Anti-venom against deadly black mamba snakebite developed
The findings may lead to a paradigm shift in snakebite treatment, said researchers at Technical University of Denmark (DTU). (Photo: Pixabay)

London: Scientists have developed an experimental anti-venom against toxins from the world’s most feared venomous snake, the black mamba, which is found in Africa.

The findings may lead to a paradigm shift in snakebite treatment, said researchers at Technical University of Denmark (DTU). The leap forward in our experiments is that we used a biotechnological method to find and then propagate human antibodies in the laboratory to enable use in the treatment of experimental black mamba envenoming,” said Andreas Hougaard Laustsen, an associate professor at DTU.

“The method we employed can be used to discover human antibodies in the lab by simulating of the human immune system, so we can avoid injecting patients with snake venom to raise antibodies by immunisation,” said Laustsen.

The antibodies for the experimental black mamba antivenom were discovered using an antibody library containing human antibody genes extracted from white blood cells in donor blood.

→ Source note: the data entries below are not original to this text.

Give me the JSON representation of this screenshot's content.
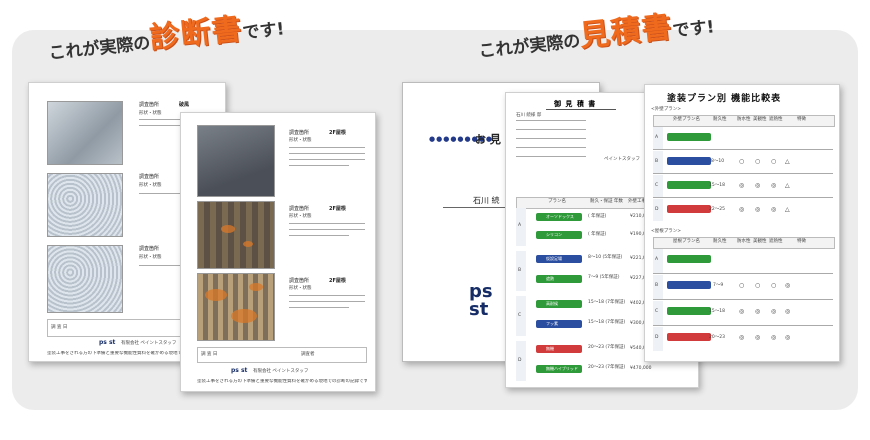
{
  "headings": {
    "left": {
      "prefix": "これが実際の",
      "accent": "診断書",
      "suffix": "です!"
    },
    "right": {
      "prefix": "これが実際の",
      "accent": "見積書",
      "suffix": "です!"
    }
  },
  "diagnosis": {
    "back": {
      "field_label": "調査箇所",
      "rows": [
        {
          "value": "破風",
          "sub": "形状・状態"
        },
        {
          "value": "",
          "sub": "形状・状態"
        },
        {
          "value": "",
          "sub": "形状・状態"
        }
      ],
      "company": "有限会社 ペイントスタッフ",
      "footer": "塗装工事をされる方の下準備と重要な機能性資料を確かめる現地での診断の記録です",
      "sign_label": "調 査 日",
      "sign_label2": "調査者"
    },
    "front": {
      "field_label": "調査箇所",
      "rows": [
        {
          "value": "2F屋根",
          "sub": "形状・状態"
        },
        {
          "value": "2F屋根",
          "sub": "形状・状態"
        },
        {
          "value": "2F屋根",
          "sub": "形状・状態"
        }
      ],
      "company": "有限会社 ペイントスタッフ",
      "footer": "塗装工事をされる方の下準備と重要な機能性資料を確かめる現地での診断の記録です",
      "sign_label": "調 査 日",
      "sign_label2": "調査者"
    }
  },
  "estimate": {
    "cover": {
      "title": "お 見",
      "customer": "石川 続",
      "logo_top": "ps",
      "logo_bottom": "st"
    },
    "quote": {
      "title": "御 見 積 書",
      "customer_line": "石川 続様 邸",
      "company": "ペイントスタッフ",
      "columns": [
        "プラン名",
        "耐久・保証 年数",
        "外壁工事・屋根工事 金額"
      ],
      "plans": [
        {
          "group": "A",
          "rows": [
            {
              "plan": "オーソドックス",
              "years": "( 年保証)",
              "price": "¥210,000"
            },
            {
              "plan": "シリコン",
              "years": "( 年保証)",
              "price": "¥190,000"
            }
          ]
        },
        {
          "group": "B",
          "rows": [
            {
              "plan": "仮設足場",
              "years": "8〜10 (5年保証)",
              "price": "¥221,000"
            },
            {
              "plan": "遮熱",
              "years": "7〜9 (5年保証)",
              "price": "¥227,000"
            }
          ]
        },
        {
          "group": "C",
          "rows": [
            {
              "plan": "高耐候",
              "years": "15〜18 (7年保証)",
              "price": "¥402,000"
            },
            {
              "plan": "フッ素",
              "years": "15〜18 (7年保証)",
              "price": "¥300,000"
            }
          ]
        },
        {
          "group": "D",
          "rows": [
            {
              "plan": "無機",
              "years": "20〜23 (7年保証)",
              "price": "¥540,000"
            },
            {
              "plan": "無機ハイブリッド",
              "years": "20〜23 (7年保証)",
              "price": "¥470,000"
            }
          ]
        }
      ]
    },
    "comparison": {
      "title": "塗装プラン別 機能比較表",
      "section_wall": "<外壁プラン>",
      "section_roof": "<屋根プラン>",
      "columns": [
        "外壁プラン名",
        "耐久性",
        "防水性",
        "美観性",
        "遮熱性",
        "特徴"
      ],
      "roof_columns": [
        "屋根プラン名",
        "耐久性",
        "防水性",
        "美観性",
        "遮熱性",
        "特徴"
      ],
      "wall_rows": [
        {
          "group": "A",
          "durability": "",
          "marks": [
            "",
            "",
            "",
            ""
          ]
        },
        {
          "group": "B",
          "durability": "8〜10",
          "marks": [
            "○",
            "○",
            "○",
            "△"
          ]
        },
        {
          "group": "C",
          "durability": "15〜18",
          "marks": [
            "◎",
            "◎",
            "◎",
            "△"
          ]
        },
        {
          "group": "D",
          "durability": "22〜25",
          "marks": [
            "◎",
            "◎",
            "◎",
            "△"
          ]
        }
      ],
      "roof_rows": [
        {
          "group": "A",
          "durability": "",
          "marks": [
            "",
            "",
            "",
            ""
          ]
        },
        {
          "group": "B",
          "durability": "7〜9",
          "marks": [
            "○",
            "○",
            "○",
            "◎"
          ]
        },
        {
          "group": "C",
          "durability": "15〜18",
          "marks": [
            "◎",
            "◎",
            "◎",
            "◎"
          ]
        },
        {
          "group": "D",
          "durability": "20〜23",
          "marks": [
            "◎",
            "◎",
            "◎",
            "◎"
          ]
        }
      ]
    }
  },
  "colors": {
    "frame": "#ececec",
    "accent": "#f06a1e",
    "brand_blue": "#162c66",
    "ribbon_green": "#2f9a3a",
    "ribbon_blue": "#2b4ea0",
    "ribbon_red": "#d23b3b"
  }
}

These genes were inserted into genetically modified virus particles that can express the desired human antibodies on their surfaces.

These virus particles were then used to screen and find human antibodies that can bind to black mamba dendrotoxins, according to the study published in the journal Nature Communications.

After the correct antibodies were found, the antibody genes were inserted into mammalian cells acting as cell factories with a large output of monoclonal antibodies.

The discovered antibodies can be used in the industrial setting for large-scale production in huge fermentation tanks, similar to insulin production today, researchers said.

Laustsen estimates that it will still take years before production of antivenom based on human antibodies is ready to go beyond the laboratory. “We have shown that it is possible to produce an experimental human-based anti-venom against important toxins from one snake species, the black mamba,” said Laustsen.

“Before clinical testing of the anti-venom on humans will make sense, it is relevant to develop more antibodies for the anti-venom to give it a broader spectrum against several types of snake venom,” said Laustsen.

The researchers are working to develop an anti-venom against several species of snakes.

If the research is successful, physicians will be able to use the anti-venom in the many cases of snakebite in which the snake species is unknown. This can potentially save many lives, not only in Africa, but all over the world.

More than 100,000 people annually die of snakebite envenoming, and many more are disabled, researchers said. Given that most snakebites occur in poor areas of the world, this is not a main focus area for the pharmaceutical companies, they said.